Es handelt sich demnach um jene Mediziner, die einer Veröffentlichung ihrer Namen gegenüber dem Verein Freiwillige Selbstkontrolle Arzneimittelindustrie zustimmten.
Insgesamt gaben Pharmafirmen einem von dem Verein bereits vor einiger Zeit vorlegten Bericht 2015 rund 119 Millionen Euro an etwa 71.000 Ärzte. Zwei Drittel stimmten demnach der Offenlegung ihrer Namen in dem Zusammenhang aber nicht zu.
Gegenüber Spiegel Online und Correctiv kritisierte der Arzt und Psychotherapeut Klaus Lieb die Quote als zu niedrig. „Transparenz sieht anders aus“, erklärte das Mitglied der Arzneimittelkommission der deutschen Ärzteschaft (AkdÄ).

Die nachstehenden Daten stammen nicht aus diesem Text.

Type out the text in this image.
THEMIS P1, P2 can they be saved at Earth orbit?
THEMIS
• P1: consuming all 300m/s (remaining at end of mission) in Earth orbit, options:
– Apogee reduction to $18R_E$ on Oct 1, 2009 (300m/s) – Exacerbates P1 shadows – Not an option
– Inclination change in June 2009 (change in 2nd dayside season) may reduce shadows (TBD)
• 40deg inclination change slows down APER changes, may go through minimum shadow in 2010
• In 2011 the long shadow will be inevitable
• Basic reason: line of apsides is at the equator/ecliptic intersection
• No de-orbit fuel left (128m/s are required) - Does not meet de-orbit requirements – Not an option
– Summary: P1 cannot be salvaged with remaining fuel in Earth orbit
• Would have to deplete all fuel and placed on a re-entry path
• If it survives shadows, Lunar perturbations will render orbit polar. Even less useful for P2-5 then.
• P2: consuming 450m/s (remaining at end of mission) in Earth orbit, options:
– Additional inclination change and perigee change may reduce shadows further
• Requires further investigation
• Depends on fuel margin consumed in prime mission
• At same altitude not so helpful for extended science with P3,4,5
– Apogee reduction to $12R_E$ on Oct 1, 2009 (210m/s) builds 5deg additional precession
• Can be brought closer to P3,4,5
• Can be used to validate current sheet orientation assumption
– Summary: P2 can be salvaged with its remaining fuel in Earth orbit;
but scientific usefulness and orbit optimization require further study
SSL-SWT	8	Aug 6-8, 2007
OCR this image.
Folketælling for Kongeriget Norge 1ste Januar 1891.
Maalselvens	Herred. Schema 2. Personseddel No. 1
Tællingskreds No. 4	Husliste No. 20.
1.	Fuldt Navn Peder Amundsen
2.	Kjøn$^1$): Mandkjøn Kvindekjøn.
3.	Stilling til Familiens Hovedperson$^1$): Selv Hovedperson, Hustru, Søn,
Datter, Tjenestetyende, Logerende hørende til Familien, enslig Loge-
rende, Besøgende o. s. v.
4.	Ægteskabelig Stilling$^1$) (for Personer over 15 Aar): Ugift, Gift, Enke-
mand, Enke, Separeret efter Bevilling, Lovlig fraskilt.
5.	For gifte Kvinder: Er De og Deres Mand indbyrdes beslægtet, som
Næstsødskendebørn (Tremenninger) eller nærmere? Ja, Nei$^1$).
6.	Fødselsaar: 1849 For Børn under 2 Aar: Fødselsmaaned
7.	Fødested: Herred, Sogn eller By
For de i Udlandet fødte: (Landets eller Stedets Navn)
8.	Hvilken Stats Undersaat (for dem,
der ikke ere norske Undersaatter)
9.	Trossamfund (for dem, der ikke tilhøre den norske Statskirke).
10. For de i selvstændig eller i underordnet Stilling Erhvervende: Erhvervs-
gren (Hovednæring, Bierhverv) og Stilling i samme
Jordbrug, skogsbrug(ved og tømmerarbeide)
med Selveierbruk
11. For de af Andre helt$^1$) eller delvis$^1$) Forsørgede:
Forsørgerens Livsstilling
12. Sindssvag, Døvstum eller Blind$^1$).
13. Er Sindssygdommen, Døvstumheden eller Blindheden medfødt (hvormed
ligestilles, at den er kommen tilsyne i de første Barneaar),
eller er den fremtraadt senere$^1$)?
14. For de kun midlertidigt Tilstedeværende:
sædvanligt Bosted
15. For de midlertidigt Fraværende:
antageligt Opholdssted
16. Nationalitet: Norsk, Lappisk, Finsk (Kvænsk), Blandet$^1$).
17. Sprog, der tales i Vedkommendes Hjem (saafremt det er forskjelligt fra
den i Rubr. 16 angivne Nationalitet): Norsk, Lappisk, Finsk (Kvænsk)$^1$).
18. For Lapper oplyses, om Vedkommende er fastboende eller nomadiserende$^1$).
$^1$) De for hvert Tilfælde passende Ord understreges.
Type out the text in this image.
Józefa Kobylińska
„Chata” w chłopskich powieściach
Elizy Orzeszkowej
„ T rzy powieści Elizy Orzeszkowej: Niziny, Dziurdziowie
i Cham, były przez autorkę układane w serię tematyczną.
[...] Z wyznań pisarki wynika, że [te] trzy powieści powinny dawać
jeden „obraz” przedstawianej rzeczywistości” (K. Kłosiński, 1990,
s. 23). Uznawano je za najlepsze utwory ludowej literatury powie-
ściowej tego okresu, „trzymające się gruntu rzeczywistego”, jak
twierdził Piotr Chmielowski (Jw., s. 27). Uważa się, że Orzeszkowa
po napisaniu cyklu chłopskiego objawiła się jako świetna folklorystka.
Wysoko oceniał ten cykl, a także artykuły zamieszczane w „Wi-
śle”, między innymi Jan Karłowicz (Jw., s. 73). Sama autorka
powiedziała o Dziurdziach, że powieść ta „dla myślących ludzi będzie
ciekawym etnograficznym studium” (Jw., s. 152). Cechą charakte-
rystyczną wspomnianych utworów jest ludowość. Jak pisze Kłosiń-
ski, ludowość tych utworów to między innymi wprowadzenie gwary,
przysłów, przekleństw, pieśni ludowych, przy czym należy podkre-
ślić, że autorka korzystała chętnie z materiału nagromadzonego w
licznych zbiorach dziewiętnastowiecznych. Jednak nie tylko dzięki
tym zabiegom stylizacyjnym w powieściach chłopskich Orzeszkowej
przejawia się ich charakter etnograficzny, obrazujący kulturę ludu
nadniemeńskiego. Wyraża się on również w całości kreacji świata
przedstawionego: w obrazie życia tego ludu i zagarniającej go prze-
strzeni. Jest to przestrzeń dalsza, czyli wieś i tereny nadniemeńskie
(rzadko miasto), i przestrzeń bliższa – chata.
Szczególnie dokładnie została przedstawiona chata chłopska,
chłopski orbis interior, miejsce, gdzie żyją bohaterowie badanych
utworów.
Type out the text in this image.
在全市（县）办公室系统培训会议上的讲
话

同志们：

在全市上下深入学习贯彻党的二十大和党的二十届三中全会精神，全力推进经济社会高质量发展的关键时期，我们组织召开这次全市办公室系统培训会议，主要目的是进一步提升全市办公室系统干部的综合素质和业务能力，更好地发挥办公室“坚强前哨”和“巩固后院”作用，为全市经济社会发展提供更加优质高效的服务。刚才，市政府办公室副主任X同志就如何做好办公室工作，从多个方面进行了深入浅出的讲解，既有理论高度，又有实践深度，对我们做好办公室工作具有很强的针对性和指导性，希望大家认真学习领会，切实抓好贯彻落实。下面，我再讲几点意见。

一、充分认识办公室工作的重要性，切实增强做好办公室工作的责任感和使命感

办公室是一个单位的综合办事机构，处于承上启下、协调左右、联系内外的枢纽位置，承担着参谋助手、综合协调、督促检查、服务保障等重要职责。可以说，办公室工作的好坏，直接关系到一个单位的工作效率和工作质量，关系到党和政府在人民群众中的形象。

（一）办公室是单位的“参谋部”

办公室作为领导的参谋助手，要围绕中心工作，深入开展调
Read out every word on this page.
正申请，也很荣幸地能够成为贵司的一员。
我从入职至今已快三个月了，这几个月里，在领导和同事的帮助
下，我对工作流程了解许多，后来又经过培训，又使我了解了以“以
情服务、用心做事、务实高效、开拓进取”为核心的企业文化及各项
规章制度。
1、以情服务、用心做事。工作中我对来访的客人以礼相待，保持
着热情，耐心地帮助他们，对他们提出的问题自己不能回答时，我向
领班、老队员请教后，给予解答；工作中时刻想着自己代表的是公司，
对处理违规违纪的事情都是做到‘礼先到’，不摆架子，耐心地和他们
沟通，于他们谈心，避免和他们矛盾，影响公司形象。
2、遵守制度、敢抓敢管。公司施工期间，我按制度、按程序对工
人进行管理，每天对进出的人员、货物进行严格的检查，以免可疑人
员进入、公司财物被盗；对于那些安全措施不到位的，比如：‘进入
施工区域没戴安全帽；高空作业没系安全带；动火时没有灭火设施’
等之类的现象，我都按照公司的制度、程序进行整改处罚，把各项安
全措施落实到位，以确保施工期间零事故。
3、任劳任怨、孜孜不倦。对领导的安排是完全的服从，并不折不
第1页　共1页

Zur Veröffentlichung der Zahlen hatte bereits BÄK-Präsident Frank Ulrich Montgomery den Wunsch geäußert, dass prospektiv die Veröffentlichung der Zuwendungen unabhängig von der Zustimmung des Empfängers erfolgen können müsse. Alternativ sollten Pharmaunternehmen auf die Zusammenarbeit mit Ärzten verzichten, die nicht genannt werden wollten, so der BÄK-Präsident.